28 avril 2022
Abattage des poulets à la ferme
Accroître notre autonomie alimentaire : pas au détriment de la santé publique!
Par: Le Courrier

Le règlement encadrant ce projet pilote se base principalement sur la bonne foi de l’exploitant et sur ses déclarations. Qui s’assurera que la viande qui est achetée à la ferme est exempte de maladies et propre à la consommation? Qui veillera à un abattage en tout respect du bien-être animal sur les fermes? Plusieurs articles du règlement détaillent de façon très précise les équipements et installations requises, alors qu’aucun n’exige la tenue d’inspections des lieux, de l’abattage et des viandes. Comment peut-on avoir l’assurance que des inspections auront bien lieu?

Ce projet pilote – qui pourrait durer jusqu’à cinq ans – ne comporte aucune mesure réglementaire stricte en matière de bien-être animal, de contrôle de la qualité des viandes, ni d’inspection vétérinaire, ce qui est sérieusement inquiétant.

Rappelons que, selon l’Organisation mondiale de la santé animale, 60 % des agents pathogènes qui causent des maladies humaines proviennent des animaux. La propagation actuelle de grippe aviaire partout au pays nous donne un exemple clair des risques de maladies qui sévissent dans les élevages de volailles et il y a d’ailleurs lieu de se demander si ce projet pilote ne devrait pas être reporté tant qu’on ne connaît pas les retombées de cette maladie. Dans tous les cas, les consommateurs qui se procureront le poulet abattu directement à la ferme devront être conscients qu’aucune inspection des carcasses et détection des maladies par une personne compétente n’est formellement exigée et que cela engendre des risques pour leur santé.

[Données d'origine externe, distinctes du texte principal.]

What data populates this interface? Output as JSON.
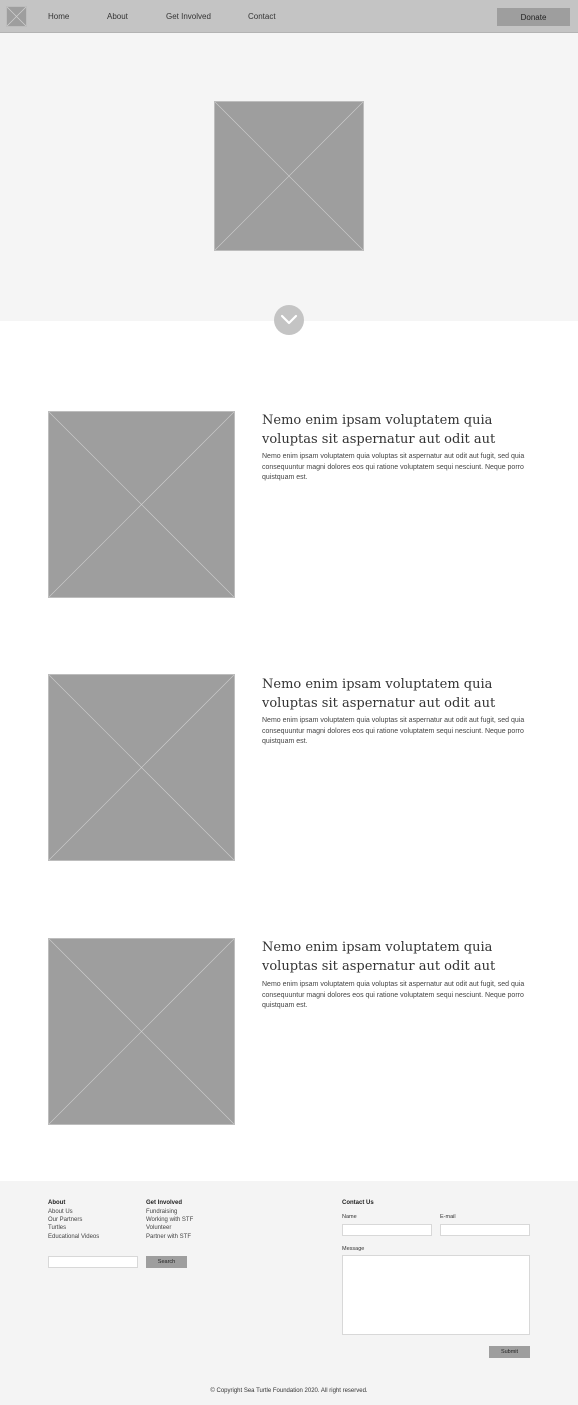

Spécifions que le règlement ne prévoit pas le recours aux médecins vétérinaires en cette matière ni même une formation minimale pour l’exploitant.

L’Ordre des médecins vétérinaires ne se positionne pas contre les projets d’innovation dans le domaine alimentaire. Soyons bien clairs, l’Ordre n’est pas contre les abattoirs de proximité qui facilitent le transit de la ferme à l’assiette. Toutefois, on s’attend à ce que le MAPAQ remplisse son rôle à l’égard de la sécurité des aliments et prévoit que tous les abattoirs québécois soient soumis à un même programme d’inspection vétérinaire, qu’il s’agisse d’un abattoir provincial, de proximité ou d’une ferme. La capacité d’inspection du MAPAQ était déjà limitée, particulièrement dans les abattoirs de proximité. L’abattage à la ferme vient ajouter une complexité et diminuer le contrôle qui est exercé. Il est inconcevable que les autorités responsables de la santé publique puissent tolérer que des produits alimentaires non soumis à un contrôle vétérinaire minimal se retrouvent dans l’assiette du consommateur.

L’accessibilité aux services vétérinaires et le recrutement de médecins vétérinaires pour l’inspection des viandes sont actuellement très difficiles. Il s’agit d’une problématique connue de tous et qui n’est certainement pas étrangère à l’implantation de ce projet pilote. Néanmoins, l’Ordre est d’avis que les solutions envisagées ne doivent, en aucune circonstance, négliger la santé publique. L’Ordre planche d’ailleurs sur de nombreuses solutions pour améliorer l’accès aux services vétérinaires, dont un nouveau règlement concernant la délégation d’actes par des médecins vétérinaires.